Improve your Lean with some Six Sigma (and vice versa)

With the advent in recent times of a combined lean and six sigma approach to continuous improvement efforts, one might think that the dilemma of which methods to choose has been resolved. However, confusion still exists over how to move forward with a combined approach to Lean and Six-Sigma.
Six Sigma Myths



First, why a combined approach to Lean and Six-Sigma?


Isn't lean or six sigma good enough on its own? Not in all cases by my experience. Every problem is like a snowflake, unique, with some similarities to other problems but still, unique. For some types of problems 6 sigma is good enough all on its own, those types of problems are typically variation related issues. For other types of problems, lean is fine, those are typically waste related issues.

Combining them together leaves nothing on the table in terms of improvement opportunities. Lean and 6 Sigma each complement weaknesses in the other method. For instance, Lean is weak in the area of data based analysis and decision making, this is a strength of Six-Sigma. 6 Sigma is a top down driven improvement approach, which risks not involving the right people in solving the problem, lean compliments this by being driven bottoms up, ensuring the process users are involved in the improvement.
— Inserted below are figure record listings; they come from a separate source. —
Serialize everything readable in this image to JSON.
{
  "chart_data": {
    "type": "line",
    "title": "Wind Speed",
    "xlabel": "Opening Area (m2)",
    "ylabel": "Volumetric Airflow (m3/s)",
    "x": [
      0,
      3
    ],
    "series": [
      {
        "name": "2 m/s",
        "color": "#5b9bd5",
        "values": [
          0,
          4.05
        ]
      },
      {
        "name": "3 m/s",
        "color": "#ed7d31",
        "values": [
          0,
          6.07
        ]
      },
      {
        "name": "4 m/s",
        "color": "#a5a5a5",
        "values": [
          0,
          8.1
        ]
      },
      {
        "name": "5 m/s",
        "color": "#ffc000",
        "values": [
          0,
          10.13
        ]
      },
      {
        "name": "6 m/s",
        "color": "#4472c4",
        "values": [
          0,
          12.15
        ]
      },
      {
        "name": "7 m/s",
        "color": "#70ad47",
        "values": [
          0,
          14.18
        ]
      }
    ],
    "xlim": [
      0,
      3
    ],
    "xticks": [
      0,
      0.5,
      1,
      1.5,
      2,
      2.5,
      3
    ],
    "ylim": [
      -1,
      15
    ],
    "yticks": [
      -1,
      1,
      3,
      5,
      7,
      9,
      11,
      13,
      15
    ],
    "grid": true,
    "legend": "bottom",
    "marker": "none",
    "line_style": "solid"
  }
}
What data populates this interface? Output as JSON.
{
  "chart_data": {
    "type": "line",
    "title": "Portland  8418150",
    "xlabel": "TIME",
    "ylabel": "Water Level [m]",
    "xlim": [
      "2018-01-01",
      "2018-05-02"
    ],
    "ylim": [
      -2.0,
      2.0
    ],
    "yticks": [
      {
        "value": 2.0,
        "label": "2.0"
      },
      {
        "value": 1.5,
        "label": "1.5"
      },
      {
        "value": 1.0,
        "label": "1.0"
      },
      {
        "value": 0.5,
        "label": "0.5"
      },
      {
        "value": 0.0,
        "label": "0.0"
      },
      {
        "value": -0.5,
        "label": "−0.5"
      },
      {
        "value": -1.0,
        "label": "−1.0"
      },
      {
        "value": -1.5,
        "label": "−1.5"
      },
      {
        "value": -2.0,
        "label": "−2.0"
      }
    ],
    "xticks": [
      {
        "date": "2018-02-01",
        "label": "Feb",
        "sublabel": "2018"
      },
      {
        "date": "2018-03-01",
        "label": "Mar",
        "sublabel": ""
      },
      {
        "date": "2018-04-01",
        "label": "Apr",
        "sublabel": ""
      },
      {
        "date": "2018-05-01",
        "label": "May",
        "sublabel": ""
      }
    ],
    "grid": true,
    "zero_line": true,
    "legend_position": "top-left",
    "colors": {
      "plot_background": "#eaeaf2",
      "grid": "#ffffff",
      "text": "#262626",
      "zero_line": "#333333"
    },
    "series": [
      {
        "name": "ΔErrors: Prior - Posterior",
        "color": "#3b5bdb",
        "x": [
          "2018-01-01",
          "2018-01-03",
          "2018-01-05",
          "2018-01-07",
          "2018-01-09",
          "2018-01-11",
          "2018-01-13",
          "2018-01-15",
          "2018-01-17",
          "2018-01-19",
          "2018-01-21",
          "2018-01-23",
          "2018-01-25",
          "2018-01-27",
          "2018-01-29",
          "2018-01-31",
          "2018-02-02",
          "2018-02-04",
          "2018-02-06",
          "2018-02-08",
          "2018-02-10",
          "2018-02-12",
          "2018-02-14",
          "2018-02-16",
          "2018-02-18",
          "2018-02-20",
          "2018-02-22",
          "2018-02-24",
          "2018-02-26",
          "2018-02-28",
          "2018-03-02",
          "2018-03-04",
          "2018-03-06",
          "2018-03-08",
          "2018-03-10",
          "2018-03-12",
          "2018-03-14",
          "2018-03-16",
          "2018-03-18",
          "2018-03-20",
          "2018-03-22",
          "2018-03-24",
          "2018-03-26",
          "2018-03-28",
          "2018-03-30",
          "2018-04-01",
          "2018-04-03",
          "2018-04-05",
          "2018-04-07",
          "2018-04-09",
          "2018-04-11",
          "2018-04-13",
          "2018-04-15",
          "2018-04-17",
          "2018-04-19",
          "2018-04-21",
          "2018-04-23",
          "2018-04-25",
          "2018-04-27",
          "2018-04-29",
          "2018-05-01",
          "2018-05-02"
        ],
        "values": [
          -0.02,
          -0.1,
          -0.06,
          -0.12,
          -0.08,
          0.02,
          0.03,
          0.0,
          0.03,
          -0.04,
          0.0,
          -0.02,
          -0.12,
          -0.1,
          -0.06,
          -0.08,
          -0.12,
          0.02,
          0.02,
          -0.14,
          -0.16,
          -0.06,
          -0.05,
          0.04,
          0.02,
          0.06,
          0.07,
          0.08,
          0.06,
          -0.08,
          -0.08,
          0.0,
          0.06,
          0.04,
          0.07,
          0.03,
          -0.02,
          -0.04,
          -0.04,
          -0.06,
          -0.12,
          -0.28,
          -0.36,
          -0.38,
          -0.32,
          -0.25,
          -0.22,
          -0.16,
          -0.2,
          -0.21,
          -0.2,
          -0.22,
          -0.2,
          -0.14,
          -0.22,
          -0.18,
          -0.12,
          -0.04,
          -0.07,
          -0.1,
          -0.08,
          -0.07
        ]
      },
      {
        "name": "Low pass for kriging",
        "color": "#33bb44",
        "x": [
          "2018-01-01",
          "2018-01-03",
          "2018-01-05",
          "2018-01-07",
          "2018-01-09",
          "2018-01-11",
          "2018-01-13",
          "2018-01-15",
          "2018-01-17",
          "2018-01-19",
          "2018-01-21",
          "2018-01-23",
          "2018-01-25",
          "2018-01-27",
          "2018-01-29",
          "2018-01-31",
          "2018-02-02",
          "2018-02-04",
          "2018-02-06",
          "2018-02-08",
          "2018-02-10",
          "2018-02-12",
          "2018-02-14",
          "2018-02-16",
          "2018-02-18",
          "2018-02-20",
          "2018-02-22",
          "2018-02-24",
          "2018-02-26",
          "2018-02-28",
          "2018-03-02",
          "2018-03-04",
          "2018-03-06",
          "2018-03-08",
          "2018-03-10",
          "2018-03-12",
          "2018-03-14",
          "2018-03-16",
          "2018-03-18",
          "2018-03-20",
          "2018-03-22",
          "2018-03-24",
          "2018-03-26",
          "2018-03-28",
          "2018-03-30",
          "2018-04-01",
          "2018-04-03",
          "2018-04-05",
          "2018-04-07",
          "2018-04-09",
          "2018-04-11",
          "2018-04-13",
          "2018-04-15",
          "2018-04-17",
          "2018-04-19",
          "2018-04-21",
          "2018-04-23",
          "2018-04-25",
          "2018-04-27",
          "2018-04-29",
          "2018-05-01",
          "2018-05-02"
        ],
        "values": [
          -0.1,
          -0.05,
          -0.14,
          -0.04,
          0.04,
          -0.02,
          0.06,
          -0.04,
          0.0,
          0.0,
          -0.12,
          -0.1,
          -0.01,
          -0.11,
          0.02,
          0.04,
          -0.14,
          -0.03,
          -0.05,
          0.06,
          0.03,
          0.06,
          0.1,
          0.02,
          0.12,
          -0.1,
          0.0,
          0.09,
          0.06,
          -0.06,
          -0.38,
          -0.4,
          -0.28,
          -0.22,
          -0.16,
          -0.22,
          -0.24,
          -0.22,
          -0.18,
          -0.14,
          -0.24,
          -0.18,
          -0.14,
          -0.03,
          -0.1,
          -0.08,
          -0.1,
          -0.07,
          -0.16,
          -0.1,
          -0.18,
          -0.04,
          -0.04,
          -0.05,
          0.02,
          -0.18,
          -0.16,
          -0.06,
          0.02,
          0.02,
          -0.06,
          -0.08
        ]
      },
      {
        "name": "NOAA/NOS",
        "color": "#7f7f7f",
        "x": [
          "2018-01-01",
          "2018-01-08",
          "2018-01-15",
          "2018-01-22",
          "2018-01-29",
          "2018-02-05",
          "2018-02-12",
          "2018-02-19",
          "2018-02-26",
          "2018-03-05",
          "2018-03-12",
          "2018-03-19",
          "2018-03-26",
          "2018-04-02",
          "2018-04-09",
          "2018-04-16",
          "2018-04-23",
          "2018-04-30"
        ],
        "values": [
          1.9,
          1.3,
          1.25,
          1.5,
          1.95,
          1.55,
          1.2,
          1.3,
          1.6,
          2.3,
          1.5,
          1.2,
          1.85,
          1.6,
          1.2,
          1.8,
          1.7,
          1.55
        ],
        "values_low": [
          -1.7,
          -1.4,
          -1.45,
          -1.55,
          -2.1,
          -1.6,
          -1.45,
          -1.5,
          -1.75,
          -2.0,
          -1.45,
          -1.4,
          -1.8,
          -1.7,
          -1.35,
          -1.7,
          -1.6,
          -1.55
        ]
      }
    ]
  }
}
Add some lean to your 6 sigma to your lean.


In studying both Lean and Six-sigma, we find that they operate on multiple levels. Lean and 6 Sigma are at once, a tool set, a methodology, and a culture. Much hand wringing has occurred over the question of creating another initiative when a 6 sigma or lean culture already exists.

Concerns usually center on creating confusion in the ranks. Avoid this confusion by folding the supporting tools and method into your existing improvement culture.

The Lean tools


If 6 sigma is your way of working, incorporate lean tools into the method to capture waste in addition to the variation reduction. If you have a Lean culture, add the 6 sigma data gathering and analysis tools and steps to your lean to strengthen your decision making.

I  led a couple of projects that are good examples demonstrating the idea of combining approaches to achieve the best results. Without going into much detail on them I can share that in the first project we improved process accuracy by over 40% while reducing cycle time from 45 to 19 days.

6 sigma approaches


This project can be reviewed here for those interested in more detail. In the other project we reduced cycle time by 40 hours through using regression statistics to identify what equipment was producing the longest cycle times, then apply lean concepts to improve them.

The point here is that combining lean and 6-sigma approaches together improves results by reducing variation and reducing waste at the same time. This is the best use of our precious improvement resources, gaining the maximum benefit for the time and effort spent focused on a particular problem.